Fecir | Konular | Kitaplar

Câmi

Câmi

Câmi:

Arapça cem' (c-m-a) kökünden
türeyen, "toplayan, bir araya getiren" anlamındaki câmi kelimesi, başlangıçta
sadece Cuma namazı kılınan büyük mescidler için kullanılan "el-mescidü'l-câmi'"
tâbiri, Taberânî'nin bir rivâyetine göre bizzat Hz. Peygamber tarafından da
kullanılmıştır.
Hicrî IV. Milâdî X. yüzyılın
başlarında "câmi" kelimesinin tek başına, mescid anlamında kullanılmaya
başlandığı bilinmektedir.
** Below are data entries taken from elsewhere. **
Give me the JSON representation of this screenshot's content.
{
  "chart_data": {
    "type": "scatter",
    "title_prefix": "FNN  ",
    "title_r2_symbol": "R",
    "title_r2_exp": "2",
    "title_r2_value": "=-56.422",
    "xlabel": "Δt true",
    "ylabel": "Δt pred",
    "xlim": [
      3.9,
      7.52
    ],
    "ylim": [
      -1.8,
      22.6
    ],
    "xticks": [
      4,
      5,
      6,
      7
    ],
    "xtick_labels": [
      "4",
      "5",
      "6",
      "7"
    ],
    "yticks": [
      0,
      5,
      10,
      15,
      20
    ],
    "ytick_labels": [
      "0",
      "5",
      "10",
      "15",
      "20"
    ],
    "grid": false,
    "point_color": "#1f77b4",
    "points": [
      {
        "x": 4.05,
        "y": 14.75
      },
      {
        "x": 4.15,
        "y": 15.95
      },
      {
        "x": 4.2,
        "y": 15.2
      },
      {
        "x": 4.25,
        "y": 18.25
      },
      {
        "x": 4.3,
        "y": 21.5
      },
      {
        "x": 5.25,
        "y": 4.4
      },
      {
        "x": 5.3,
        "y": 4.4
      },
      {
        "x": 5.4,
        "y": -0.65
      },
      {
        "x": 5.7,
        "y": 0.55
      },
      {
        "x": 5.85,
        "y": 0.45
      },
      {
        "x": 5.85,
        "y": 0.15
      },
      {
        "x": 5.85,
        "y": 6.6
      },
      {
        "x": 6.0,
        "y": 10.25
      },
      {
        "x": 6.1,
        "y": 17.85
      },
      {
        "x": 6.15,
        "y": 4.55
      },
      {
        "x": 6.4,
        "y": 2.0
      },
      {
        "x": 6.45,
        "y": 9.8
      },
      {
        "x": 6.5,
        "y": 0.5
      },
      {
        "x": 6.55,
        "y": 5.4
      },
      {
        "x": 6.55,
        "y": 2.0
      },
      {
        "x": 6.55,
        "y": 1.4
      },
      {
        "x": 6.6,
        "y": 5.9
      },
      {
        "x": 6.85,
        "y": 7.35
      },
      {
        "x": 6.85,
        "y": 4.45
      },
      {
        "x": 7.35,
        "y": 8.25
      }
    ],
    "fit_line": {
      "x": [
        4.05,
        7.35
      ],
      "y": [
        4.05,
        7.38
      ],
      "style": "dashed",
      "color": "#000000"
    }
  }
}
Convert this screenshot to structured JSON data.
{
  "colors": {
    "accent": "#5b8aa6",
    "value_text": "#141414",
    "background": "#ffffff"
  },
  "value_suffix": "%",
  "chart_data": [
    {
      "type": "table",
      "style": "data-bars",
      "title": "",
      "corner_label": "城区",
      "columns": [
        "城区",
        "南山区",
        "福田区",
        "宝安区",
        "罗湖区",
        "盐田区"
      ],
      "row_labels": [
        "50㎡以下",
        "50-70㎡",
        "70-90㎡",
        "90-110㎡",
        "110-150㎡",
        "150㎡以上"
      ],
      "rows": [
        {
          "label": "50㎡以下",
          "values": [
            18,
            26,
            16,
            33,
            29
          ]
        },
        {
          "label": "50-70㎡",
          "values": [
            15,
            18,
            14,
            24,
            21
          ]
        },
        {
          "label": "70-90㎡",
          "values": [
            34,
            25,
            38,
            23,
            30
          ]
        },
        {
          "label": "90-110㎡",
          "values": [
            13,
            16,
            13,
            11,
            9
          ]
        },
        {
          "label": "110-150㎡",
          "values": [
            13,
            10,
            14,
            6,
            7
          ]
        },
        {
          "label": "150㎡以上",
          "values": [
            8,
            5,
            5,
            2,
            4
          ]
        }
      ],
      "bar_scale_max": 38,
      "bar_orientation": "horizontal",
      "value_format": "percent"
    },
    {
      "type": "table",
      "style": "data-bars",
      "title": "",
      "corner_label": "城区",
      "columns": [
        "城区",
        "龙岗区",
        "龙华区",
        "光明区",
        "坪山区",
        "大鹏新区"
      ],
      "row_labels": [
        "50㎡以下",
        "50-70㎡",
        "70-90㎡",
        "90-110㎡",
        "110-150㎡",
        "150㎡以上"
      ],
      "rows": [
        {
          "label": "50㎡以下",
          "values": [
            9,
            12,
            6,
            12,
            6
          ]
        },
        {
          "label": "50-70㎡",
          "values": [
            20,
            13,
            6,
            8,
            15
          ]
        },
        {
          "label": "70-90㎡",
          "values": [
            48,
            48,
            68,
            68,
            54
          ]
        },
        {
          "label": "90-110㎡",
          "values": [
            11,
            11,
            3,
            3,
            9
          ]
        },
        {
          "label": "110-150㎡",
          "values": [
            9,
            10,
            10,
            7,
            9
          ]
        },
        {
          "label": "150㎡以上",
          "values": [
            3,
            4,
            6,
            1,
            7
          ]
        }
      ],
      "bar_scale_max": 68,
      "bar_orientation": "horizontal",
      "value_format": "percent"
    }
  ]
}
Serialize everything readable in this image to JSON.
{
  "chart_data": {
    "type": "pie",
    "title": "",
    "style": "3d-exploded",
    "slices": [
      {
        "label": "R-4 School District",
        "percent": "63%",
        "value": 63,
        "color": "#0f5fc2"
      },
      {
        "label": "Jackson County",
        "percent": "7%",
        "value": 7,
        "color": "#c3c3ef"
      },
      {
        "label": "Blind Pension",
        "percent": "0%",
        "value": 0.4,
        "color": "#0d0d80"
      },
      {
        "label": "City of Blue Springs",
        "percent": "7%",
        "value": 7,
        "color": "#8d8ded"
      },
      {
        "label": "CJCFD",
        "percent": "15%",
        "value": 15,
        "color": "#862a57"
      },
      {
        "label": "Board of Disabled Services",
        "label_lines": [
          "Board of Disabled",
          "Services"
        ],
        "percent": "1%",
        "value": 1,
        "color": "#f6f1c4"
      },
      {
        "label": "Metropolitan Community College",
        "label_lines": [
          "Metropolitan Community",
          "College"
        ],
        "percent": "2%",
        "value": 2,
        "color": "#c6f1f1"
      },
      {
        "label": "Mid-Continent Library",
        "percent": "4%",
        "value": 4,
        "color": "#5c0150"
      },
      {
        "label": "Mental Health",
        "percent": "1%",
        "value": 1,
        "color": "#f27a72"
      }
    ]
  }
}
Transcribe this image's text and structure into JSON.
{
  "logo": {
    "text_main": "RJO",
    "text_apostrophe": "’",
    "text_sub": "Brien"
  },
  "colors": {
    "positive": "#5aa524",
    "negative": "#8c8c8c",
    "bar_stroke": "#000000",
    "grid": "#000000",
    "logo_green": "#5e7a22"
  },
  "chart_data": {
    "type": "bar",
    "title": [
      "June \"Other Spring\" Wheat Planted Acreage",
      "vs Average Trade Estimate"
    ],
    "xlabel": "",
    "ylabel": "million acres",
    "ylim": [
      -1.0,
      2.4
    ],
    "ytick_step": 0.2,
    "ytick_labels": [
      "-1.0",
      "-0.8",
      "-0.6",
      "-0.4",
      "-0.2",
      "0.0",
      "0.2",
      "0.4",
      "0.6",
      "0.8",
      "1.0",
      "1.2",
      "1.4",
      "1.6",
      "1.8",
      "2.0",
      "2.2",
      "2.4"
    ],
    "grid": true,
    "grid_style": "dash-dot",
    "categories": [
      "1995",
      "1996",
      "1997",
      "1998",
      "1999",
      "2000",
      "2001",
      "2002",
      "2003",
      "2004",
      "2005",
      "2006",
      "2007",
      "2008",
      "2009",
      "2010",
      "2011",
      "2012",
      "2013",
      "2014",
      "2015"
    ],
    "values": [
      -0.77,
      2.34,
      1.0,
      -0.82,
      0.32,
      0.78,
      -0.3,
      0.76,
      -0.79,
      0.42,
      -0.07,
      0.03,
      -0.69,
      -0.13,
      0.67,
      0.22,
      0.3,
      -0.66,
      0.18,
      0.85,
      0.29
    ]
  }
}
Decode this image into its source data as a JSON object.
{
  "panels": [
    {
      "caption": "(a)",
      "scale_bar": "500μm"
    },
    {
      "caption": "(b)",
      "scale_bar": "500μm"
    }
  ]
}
Daha sonra, içinde Cuma namazı kılınan ve hatibin
hutbe okuması için minber bulunan mescidler câmi, minberi bulunmayan yani Cuma
namazı kılınmayan küçük mâbedler ise sadece mescid olarak anılır olmuştur.
Ancak, Mescid-i Harâm, Mescid-i Nebevî ve Mescid-i Aksâ'ya Cuma kılınmalarına ve
çok büyük olmalarına rağmen mescid denilmektedir (bkz. 17/İsrâ, 1; 9/Tevbe,
108).
Zeccâc, Hz. Peygamber'in,
"yeryüzü bana -teyemmüm için- temiz ve mescid kılındı" hadisini delil
göstererek ibâdet edilen her yerin mescid olduğunu söyler. "Allah'ın
mescidlerinde O'nun adının zikredilip anılmasına engel olan ve mescidlerin harap
olmasına çalışandan daha zâlim kim vardır?!..." (2/Bakara, 114) âyetini de
"Allah'ın dinine muhâlefet edenden daha zâlim kim olabilir?" şeklinde açıklar (Lisânü'l-Arab,
"scd" md.).
Kur'an'da Ashâb-ı Kehf'in
üzerine yapılan binânın mescid olarak zikredilmesi (18/İsrâ, 21), ehl-i kitabın,
peygamber ve azizlerin kabirleri üzerine yaptıkları binâları bu şekilde
adlandırdıklarını ve bunların içinde ibâdet ettiklerini gösterir. Nitekim Ümmü
Habîbe ve Ümmü Seleme Habeşistan'a hicret ettiklerinde resimlerle süslenmiş
böyle mescidler görmüşlerdir. Bu durumu Hz. Peygamber'e haber verince Rasûlullah
(s.a.s.), hıristiyanların, içlerinden sâlih bir kişi öldüğünde onun kabri üstüne
mescid inşâ ettiklerini ve içine resimler yaptıklarını, bu kişilerin kıyâmet
gününde mahlûkatın en kötüleri olacağını belirtmiş, bu hareketlerinden dolayı
yahûdi ve hıristiyanları lânetlemiştir (Buhârî, Salât 45, 54; Müslim, Mesâcid
16-23). Peygamber lisanıyla lânetlenmesine ve dinin yasaklamasına rağmen sâlih
kabul edilen bazı kabirlerin üstüne veya kabrin içinde kalacağı şekilde yanına
mescidler yapıldığına İslâm tarihinde çokça şâhit oluyoruz. Eyüp Sultan, böyle
kabul edilebilir mi, tartışılabilirse de, Konya Mevlânâ câmimi/müzesi buna tipik
bir örnektir. Nice câmilerin bahçesinde ve hatta içinde kabirler
görülmektedir.
Osmanlılar döneminde pâdişahlar
tarafından inşâ ettirilen büyük câmilere "selâtin câmileri", vezirler ve
diğer devlet ricâli tarafından yaptırılan orta büyüklükteki câmilere bânîsinin
adına izâfeten sadece câmi, küçük olanlara da mescid denilmiştir. Mescidlerin
Cuma namazı kılınan câmiye dönüştürülmesi ise berat ve izinle olmaktaydı. "Namaz
kılınan yer" demek olan "musallâ", Hz. Peygamber döneminde bayram
ve cenâze namazı kılınan yerler için kullanılmıştır. Yol boylarında üstü açık
mescidlere ise Farsça'dan Türkçeye geçen "namazgâh" denilmiştir.